The Watkin’s Tower.
It’s 150 feet taller than the Eiffel Tower, and it offers so much more. Sure, the Eiffel Tower has restaurants, but the Watkin’s Tower has restaurants, theaters, dancing halls, two observation decks, and a 90-room hotel. For the science nerds, you’ll find an astronomical observatory at the top.
There’s only one drawback to the Watkin’s Tower. It was never finished.
Here’s the deal. Sir Edward Watkin was a big dog in Britain’s railways. A really big dog. In an effort to get more people riding trains, he decided to open a fancy-schmancy park a few miles northwest of London. And what better what to attract people to a park than with a ginormous tower that makes the Eiffel Tower look like a five-year-old’s Lego project?
- Setback #1. The public’s interest in this tower did not match Sir Edward’s ambition. He could not raise the funds needed, so he had to scale back—way back.
Setback #2. Work began in 1892 and quickly fell behind schedule. Three years later, the tower was only 154 feet tall, but they found the ground would not support the modified tower.

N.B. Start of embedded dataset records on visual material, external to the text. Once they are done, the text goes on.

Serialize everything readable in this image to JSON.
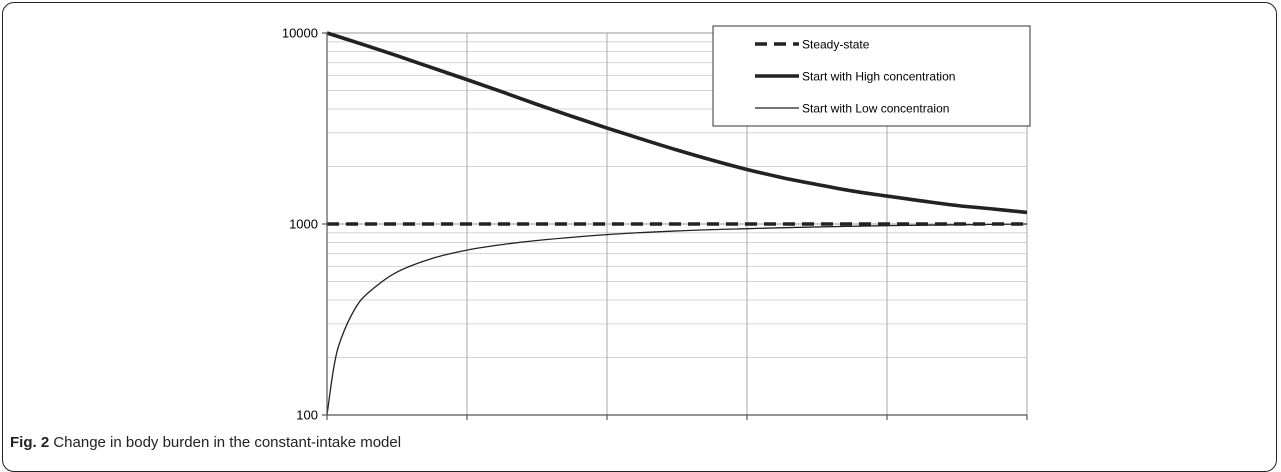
{
  "chart_data": {
    "type": "line",
    "yscale": "log",
    "ylim": [
      100,
      10000
    ],
    "y_ticks": [
      "10000",
      "1000",
      "100"
    ],
    "x_divisions": 5,
    "grid": true,
    "legend_position": "top-right",
    "legend": [
      {
        "label": "Steady-state",
        "style": "dashed",
        "weight": "thick"
      },
      {
        "label": "Start with High concentration",
        "style": "solid",
        "weight": "thick"
      },
      {
        "label": "Start with Low concentraion",
        "style": "solid",
        "weight": "thin"
      }
    ],
    "series": [
      {
        "name": "Steady-state",
        "x": [
          0,
          0.5,
          1,
          1.5,
          2,
          2.5,
          3,
          3.5,
          4,
          4.5,
          5
        ],
        "y": [
          1000,
          1000,
          1000,
          1000,
          1000,
          1000,
          1000,
          1000,
          1000,
          1000,
          1000
        ]
      },
      {
        "name": "Start with High concentration",
        "x": [
          0,
          0.25,
          0.5,
          0.75,
          1,
          1.25,
          1.5,
          1.75,
          2,
          2.25,
          2.5,
          2.75,
          3,
          3.25,
          3.5,
          3.75,
          4,
          4.25,
          4.5,
          4.75,
          5
        ],
        "y": [
          10000,
          8740,
          7610,
          6580,
          5700,
          4920,
          4230,
          3660,
          3180,
          2780,
          2440,
          2160,
          1930,
          1750,
          1610,
          1490,
          1400,
          1320,
          1250,
          1200,
          1150
        ]
      },
      {
        "name": "Start with Low concentraion",
        "x": [
          0,
          0.05,
          0.1,
          0.2,
          0.3,
          0.5,
          0.75,
          1,
          1.25,
          1.5,
          2,
          2.5,
          3,
          3.5,
          4,
          4.5,
          5
        ],
        "y": [
          100,
          180,
          250,
          360,
          440,
          560,
          660,
          730,
          780,
          820,
          880,
          920,
          945,
          965,
          980,
          990,
          1000
        ]
      }
    ]
  },
  "caption": {
    "label": "Fig. 2",
    "text": " Change in body burden in the constant-intake model"
  }
}
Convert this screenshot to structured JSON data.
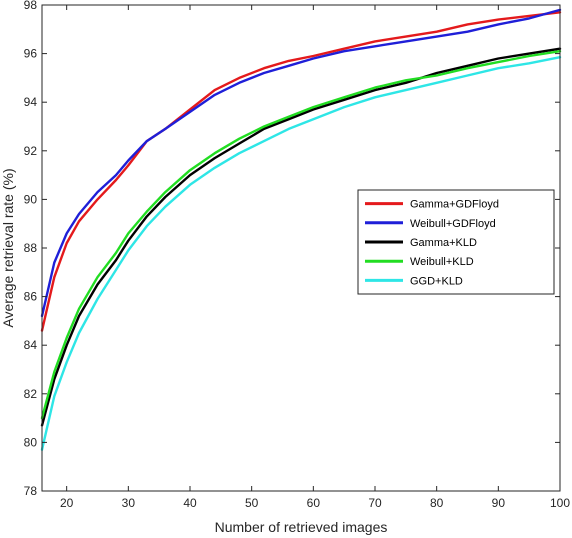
{
  "chart_data": {
    "type": "line",
    "title": "",
    "xlabel": "Number of retrieved images",
    "ylabel": "Average retrieval rate (%)",
    "xlim": [
      16,
      100
    ],
    "ylim": [
      78,
      98
    ],
    "xticks": [
      20,
      30,
      40,
      50,
      60,
      70,
      80,
      90,
      100
    ],
    "yticks": [
      78,
      80,
      82,
      84,
      86,
      88,
      90,
      92,
      94,
      96,
      98
    ],
    "grid": false,
    "legend_position": "middle-right",
    "series": [
      {
        "name": "Gamma+GDFloyd",
        "color": "#e41a1c",
        "x": [
          16,
          18,
          20,
          22,
          25,
          28,
          30,
          33,
          36,
          40,
          44,
          48,
          52,
          56,
          60,
          65,
          70,
          75,
          80,
          85,
          90,
          95,
          100
        ],
        "y": [
          84.6,
          86.8,
          88.2,
          89.1,
          90.0,
          90.8,
          91.4,
          92.4,
          92.9,
          93.7,
          94.5,
          95.0,
          95.4,
          95.7,
          95.9,
          96.2,
          96.5,
          96.7,
          96.9,
          97.2,
          97.4,
          97.55,
          97.7
        ]
      },
      {
        "name": "Weibull+GDFloyd",
        "color": "#1f1fd8",
        "x": [
          16,
          18,
          20,
          22,
          25,
          28,
          30,
          33,
          36,
          40,
          44,
          48,
          52,
          56,
          60,
          65,
          70,
          75,
          80,
          85,
          90,
          95,
          100
        ],
        "y": [
          85.2,
          87.4,
          88.6,
          89.4,
          90.3,
          91.0,
          91.6,
          92.4,
          92.9,
          93.6,
          94.3,
          94.8,
          95.2,
          95.5,
          95.8,
          96.1,
          96.3,
          96.5,
          96.7,
          96.9,
          97.2,
          97.45,
          97.8
        ]
      },
      {
        "name": "Gamma+KLD",
        "color": "#000000",
        "x": [
          16,
          18,
          20,
          22,
          25,
          28,
          30,
          33,
          36,
          40,
          44,
          48,
          52,
          56,
          60,
          65,
          70,
          75,
          80,
          85,
          90,
          95,
          100
        ],
        "y": [
          80.7,
          82.6,
          84.0,
          85.2,
          86.5,
          87.5,
          88.3,
          89.3,
          90.1,
          91.0,
          91.7,
          92.3,
          92.9,
          93.3,
          93.7,
          94.1,
          94.5,
          94.8,
          95.2,
          95.5,
          95.8,
          96.0,
          96.2
        ]
      },
      {
        "name": "Weibull+KLD",
        "color": "#22dd22",
        "x": [
          16,
          18,
          20,
          22,
          25,
          28,
          30,
          33,
          36,
          40,
          44,
          48,
          52,
          56,
          60,
          65,
          70,
          75,
          80,
          85,
          90,
          95,
          100
        ],
        "y": [
          81.0,
          82.9,
          84.3,
          85.5,
          86.8,
          87.8,
          88.6,
          89.5,
          90.3,
          91.2,
          91.9,
          92.5,
          93.0,
          93.4,
          93.8,
          94.2,
          94.6,
          94.9,
          95.1,
          95.4,
          95.65,
          95.9,
          96.1
        ]
      },
      {
        "name": "GGD+KLD",
        "color": "#2ee6e6",
        "x": [
          16,
          18,
          20,
          22,
          25,
          28,
          30,
          33,
          36,
          40,
          44,
          48,
          52,
          56,
          60,
          65,
          70,
          75,
          80,
          85,
          90,
          95,
          100
        ],
        "y": [
          79.7,
          81.9,
          83.3,
          84.5,
          85.9,
          87.1,
          87.9,
          88.9,
          89.7,
          90.6,
          91.3,
          91.9,
          92.4,
          92.9,
          93.3,
          93.8,
          94.2,
          94.5,
          94.8,
          95.1,
          95.4,
          95.6,
          95.85
        ]
      }
    ]
  }
}
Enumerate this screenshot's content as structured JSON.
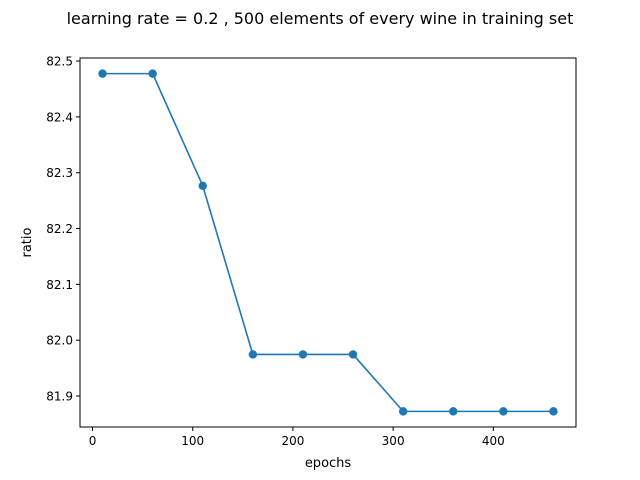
{
  "chart_data": {
    "type": "line",
    "title": "learning rate = 0.2 , 500 elements of every wine in training set",
    "xlabel": "epochs",
    "ylabel": "ratio",
    "xlim": [
      -12.5,
      482.5
    ],
    "ylim": [
      81.8445,
      82.5055
    ],
    "xticks": [
      0,
      100,
      200,
      300,
      400
    ],
    "xtick_labels": [
      "0",
      "100",
      "200",
      "300",
      "400"
    ],
    "yticks": [
      81.9,
      82.0,
      82.1,
      82.2,
      82.3,
      82.4,
      82.5
    ],
    "ytick_labels": [
      "81.9",
      "82.0",
      "82.1",
      "82.2",
      "82.3",
      "82.4",
      "82.5"
    ],
    "grid": false,
    "legend": "none",
    "series": [
      {
        "color": "#1f77b4",
        "x": [
          10,
          60,
          110,
          160,
          210,
          260,
          310,
          360,
          410,
          460
        ],
        "y": [
          82.4775,
          82.4775,
          82.2765,
          81.9745,
          81.9745,
          81.9745,
          81.8725,
          81.8725,
          81.8725,
          81.8725
        ]
      }
    ]
  }
}
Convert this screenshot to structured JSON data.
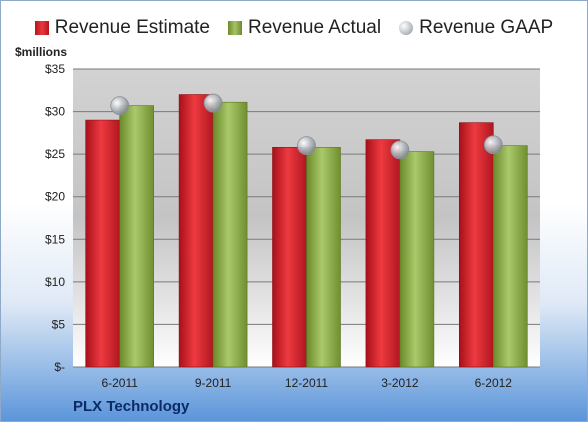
{
  "chart_data": {
    "type": "bar",
    "title": "",
    "ylabel": "$millions",
    "xlabel": "",
    "company": "PLX Technology",
    "categories": [
      "6-2011",
      "9-2011",
      "12-2011",
      "3-2012",
      "6-2012"
    ],
    "series": [
      {
        "name": "Revenue Estimate",
        "type": "bar",
        "color": "#d9252b",
        "values": [
          29.0,
          32.0,
          25.8,
          26.7,
          28.7
        ]
      },
      {
        "name": "Revenue Actual",
        "type": "bar",
        "color": "#8fb04a",
        "values": [
          30.7,
          31.1,
          25.8,
          25.3,
          26.0
        ]
      },
      {
        "name": "Revenue GAAP",
        "type": "marker",
        "color": "#b9bec6",
        "values": [
          30.7,
          31.0,
          26.0,
          25.5,
          26.1
        ]
      }
    ],
    "ylim": [
      0,
      35
    ],
    "yticks": [
      0,
      5,
      10,
      15,
      20,
      25,
      30,
      35
    ],
    "ytick_labels": [
      "$-",
      "$5",
      "$10",
      "$15",
      "$20",
      "$25",
      "$30",
      "$35"
    ],
    "grid": true,
    "legend": "top"
  }
}
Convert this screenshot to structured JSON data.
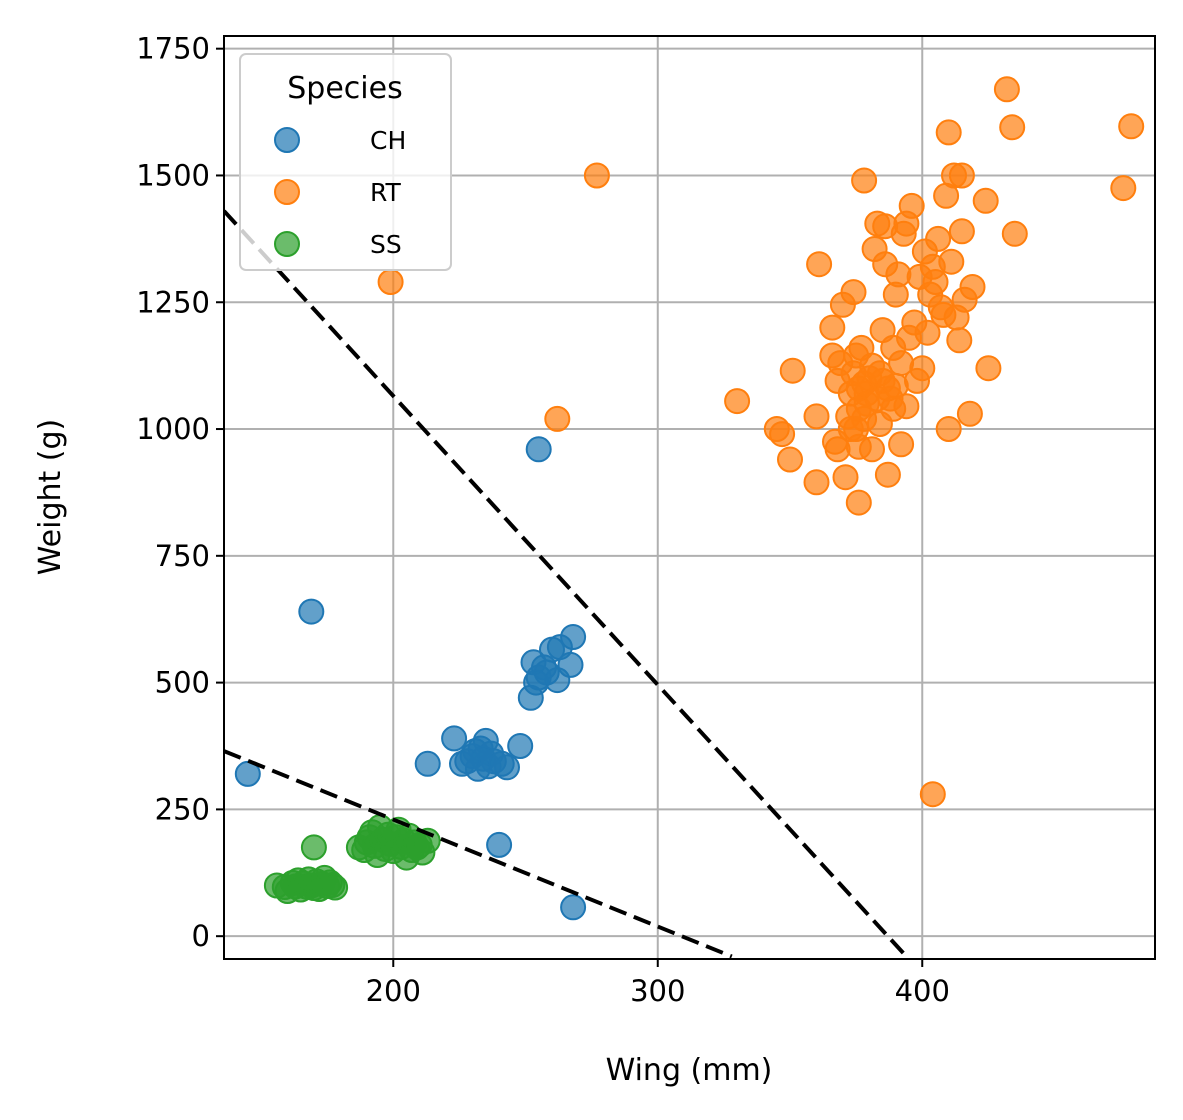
{
  "chart_data": {
    "type": "scatter",
    "title": "",
    "xlabel": "Wing (mm)",
    "ylabel": "Weight (g)",
    "xlim": [
      136,
      488
    ],
    "ylim": [
      -45,
      1775
    ],
    "xticks": [
      200,
      300,
      400
    ],
    "yticks": [
      0,
      250,
      500,
      750,
      1000,
      1250,
      1500,
      1750
    ],
    "grid": true,
    "legend": {
      "title": "Species",
      "position": "top-left"
    },
    "series": [
      {
        "name": "CH",
        "color": "#1f77b4",
        "points": [
          [
            145,
            320
          ],
          [
            169,
            640
          ],
          [
            255,
            960
          ],
          [
            268,
            57
          ],
          [
            240,
            180
          ],
          [
            213,
            340
          ],
          [
            223,
            390
          ],
          [
            226,
            340
          ],
          [
            230,
            355
          ],
          [
            232,
            330
          ],
          [
            233,
            370
          ],
          [
            235,
            385
          ],
          [
            237,
            360
          ],
          [
            238,
            345
          ],
          [
            236,
            335
          ],
          [
            243,
            333
          ],
          [
            248,
            375
          ],
          [
            231,
            365
          ],
          [
            234,
            350
          ],
          [
            228,
            345
          ],
          [
            252,
            470
          ],
          [
            253,
            540
          ],
          [
            255,
            510
          ],
          [
            257,
            530
          ],
          [
            260,
            565
          ],
          [
            262,
            505
          ],
          [
            263,
            570
          ],
          [
            267,
            535
          ],
          [
            268,
            590
          ],
          [
            258,
            520
          ],
          [
            254,
            500
          ],
          [
            241,
            340
          ]
        ]
      },
      {
        "name": "RT",
        "color": "#ff7f0e",
        "points": [
          [
            199,
            1290
          ],
          [
            262,
            1020
          ],
          [
            277,
            1500
          ],
          [
            404,
            280
          ],
          [
            330,
            1055
          ],
          [
            345,
            1000
          ],
          [
            347,
            990
          ],
          [
            350,
            940
          ],
          [
            351,
            1115
          ],
          [
            360,
            895
          ],
          [
            360,
            1025
          ],
          [
            361,
            1325
          ],
          [
            366,
            1200
          ],
          [
            366,
            1145
          ],
          [
            367,
            975
          ],
          [
            368,
            1095
          ],
          [
            368,
            960
          ],
          [
            369,
            1130
          ],
          [
            370,
            1245
          ],
          [
            371,
            905
          ],
          [
            372,
            1025
          ],
          [
            373,
            1070
          ],
          [
            373,
            1000
          ],
          [
            374,
            1270
          ],
          [
            374,
            1110
          ],
          [
            375,
            1145
          ],
          [
            375,
            1000
          ],
          [
            376,
            855
          ],
          [
            376,
            1080
          ],
          [
            376,
            965
          ],
          [
            377,
            1160
          ],
          [
            378,
            1490
          ],
          [
            378,
            1020
          ],
          [
            379,
            1050
          ],
          [
            380,
            1100
          ],
          [
            381,
            1125
          ],
          [
            381,
            960
          ],
          [
            382,
            1355
          ],
          [
            383,
            1405
          ],
          [
            384,
            1010
          ],
          [
            385,
            1195
          ],
          [
            385,
            1095
          ],
          [
            386,
            1400
          ],
          [
            386,
            1325
          ],
          [
            387,
            910
          ],
          [
            388,
            1060
          ],
          [
            389,
            1160
          ],
          [
            390,
            1265
          ],
          [
            390,
            1085
          ],
          [
            391,
            1305
          ],
          [
            392,
            1130
          ],
          [
            392,
            970
          ],
          [
            393,
            1385
          ],
          [
            394,
            1405
          ],
          [
            394,
            1045
          ],
          [
            395,
            1180
          ],
          [
            396,
            1440
          ],
          [
            397,
            1210
          ],
          [
            398,
            1095
          ],
          [
            399,
            1300
          ],
          [
            400,
            1120
          ],
          [
            401,
            1350
          ],
          [
            402,
            1190
          ],
          [
            403,
            1265
          ],
          [
            404,
            1320
          ],
          [
            405,
            1290
          ],
          [
            406,
            1375
          ],
          [
            407,
            1240
          ],
          [
            408,
            1225
          ],
          [
            409,
            1460
          ],
          [
            410,
            1585
          ],
          [
            410,
            1000
          ],
          [
            411,
            1330
          ],
          [
            412,
            1500
          ],
          [
            413,
            1220
          ],
          [
            414,
            1175
          ],
          [
            415,
            1390
          ],
          [
            415,
            1500
          ],
          [
            416,
            1255
          ],
          [
            418,
            1030
          ],
          [
            419,
            1280
          ],
          [
            424,
            1450
          ],
          [
            425,
            1120
          ],
          [
            432,
            1670
          ],
          [
            434,
            1595
          ],
          [
            435,
            1385
          ],
          [
            476,
            1475
          ],
          [
            479,
            1597
          ],
          [
            383,
            1060
          ],
          [
            379,
            1070
          ],
          [
            387,
            1080
          ],
          [
            384,
            1110
          ],
          [
            378,
            1090
          ],
          [
            376,
            1040
          ],
          [
            389,
            1040
          ]
        ]
      },
      {
        "name": "SS",
        "color": "#2ca02c",
        "points": [
          [
            156,
            100
          ],
          [
            159,
            97
          ],
          [
            160,
            89
          ],
          [
            162,
            105
          ],
          [
            163,
            98
          ],
          [
            164,
            110
          ],
          [
            165,
            92
          ],
          [
            166,
            104
          ],
          [
            167,
            98
          ],
          [
            168,
            112
          ],
          [
            169,
            100
          ],
          [
            170,
            95
          ],
          [
            170,
            175
          ],
          [
            171,
            108
          ],
          [
            172,
            93
          ],
          [
            173,
            103
          ],
          [
            174,
            115
          ],
          [
            175,
            99
          ],
          [
            176,
            106
          ],
          [
            177,
            101
          ],
          [
            178,
            96
          ],
          [
            187,
            175
          ],
          [
            189,
            170
          ],
          [
            190,
            185
          ],
          [
            191,
            195
          ],
          [
            192,
            205
          ],
          [
            193,
            178
          ],
          [
            194,
            160
          ],
          [
            195,
            215
          ],
          [
            196,
            190
          ],
          [
            197,
            172
          ],
          [
            198,
            200
          ],
          [
            199,
            182
          ],
          [
            200,
            168
          ],
          [
            201,
            195
          ],
          [
            202,
            210
          ],
          [
            203,
            176
          ],
          [
            204,
            188
          ],
          [
            205,
            155
          ],
          [
            206,
            198
          ],
          [
            207,
            170
          ],
          [
            208,
            185
          ],
          [
            209,
            175
          ],
          [
            210,
            180
          ],
          [
            211,
            165
          ],
          [
            213,
            188
          ]
        ]
      }
    ],
    "reference_lines": [
      {
        "from": [
          136,
          1430
        ],
        "to": [
          394,
          -40
        ],
        "style": "dashed",
        "color": "#000000"
      },
      {
        "from": [
          136,
          365
        ],
        "to": [
          328,
          -40
        ],
        "style": "dashed",
        "color": "#000000"
      }
    ]
  }
}
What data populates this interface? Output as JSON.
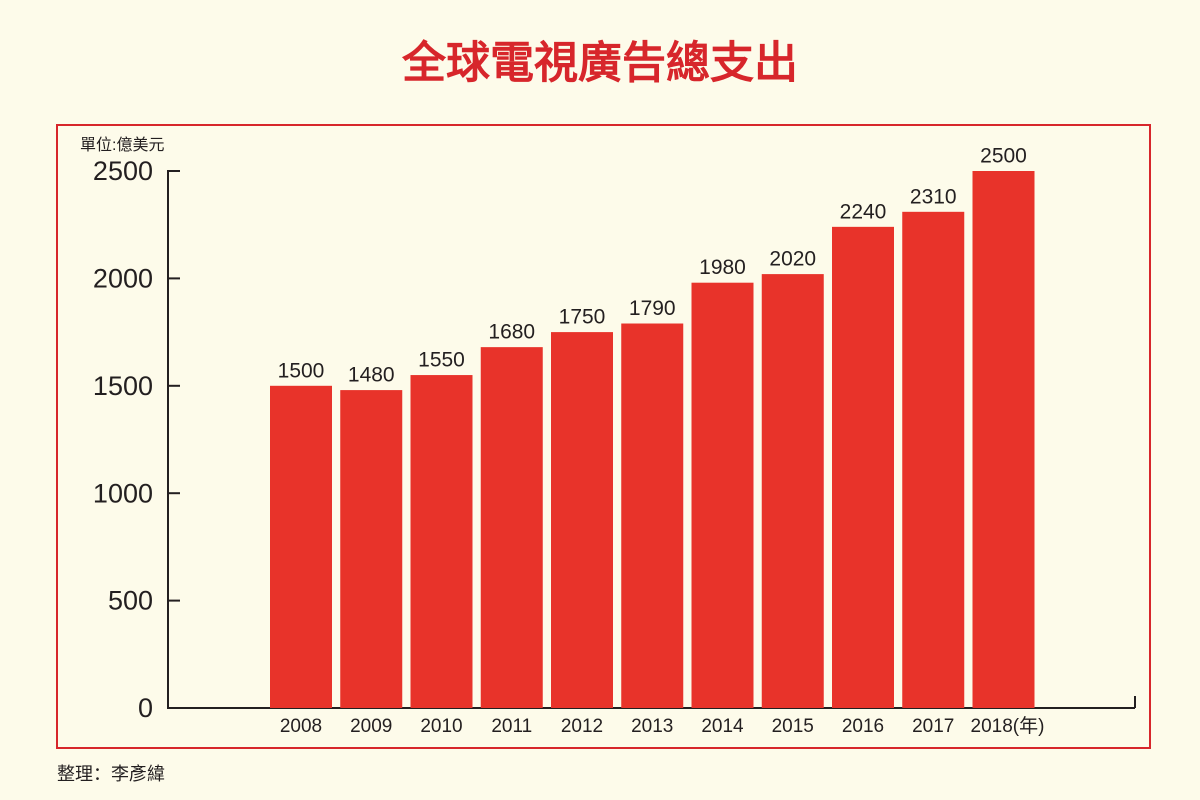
{
  "chart_data": {
    "type": "bar",
    "title": "全球電視廣告總支出",
    "unit_label": "單位:億美元",
    "footer": "整理：李彥緯",
    "categories": [
      "2008",
      "2009",
      "2010",
      "2011",
      "2012",
      "2013",
      "2014",
      "2015",
      "2016",
      "2017",
      "2018(年)"
    ],
    "values": [
      1500,
      1480,
      1550,
      1680,
      1750,
      1790,
      1980,
      2020,
      2240,
      2310,
      2500
    ],
    "color": "#e8332a",
    "ylim": [
      0,
      2500
    ],
    "yticks": [
      0,
      500,
      1000,
      1500,
      2000,
      2500
    ],
    "grid": false
  }
}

Work stopped seven years into the project. In 1907, the whole site was torn down because it was unsafe. (For you soccer/footballs fans, Wembley Stadium was later built on the site.)
Sir Edward is a living example of Jesus’ illustration:
“Suppose one of you wants to build a tower. Won’t you first sit down and estimate the cost to see if you have enough money to complete it? For if you lay the foundation and are not able to finish it, everyone who sees it will ridicule you, saying, ‘This person began to build and wasn’t able to finish'” (Luke 14:28-30).
Jesus was relating this to the cost of discipleship—and I’m going to relate it to the cost of some of your New Year’s resolutions. Some common New Year’s resolutions for believers:
- I’m going to read the Bible through.
- I’m going to read the Bible every day.
- I’m going to be more patient, loving, gracious, or _____________.
We’re two months into this year. How are you doing with any resolution or goals you set? Most people give up after a few weeks—some after a few days—simply because they did not count the cost.
Sticking with spiritual goals that will draw you deeper into a relationship with Christ is hard—but it’s worth it. Yes, count the cost, but then pay that price, because keeping goals like prayer, Scripture reading, Scripture memorization, and ministry involvement will make a world of difference in your life.
So … if you’ve slacked off—or given up altogether—just begin again. Now. Don’t wait. You’re not building a tower; you’re building a life. And unlike Watkin’s Tower, you’re building on a solid foundation.
“For no one can lay any foundation other than the one already laid, which is Jesus Christ” (1 Cor. 3:11).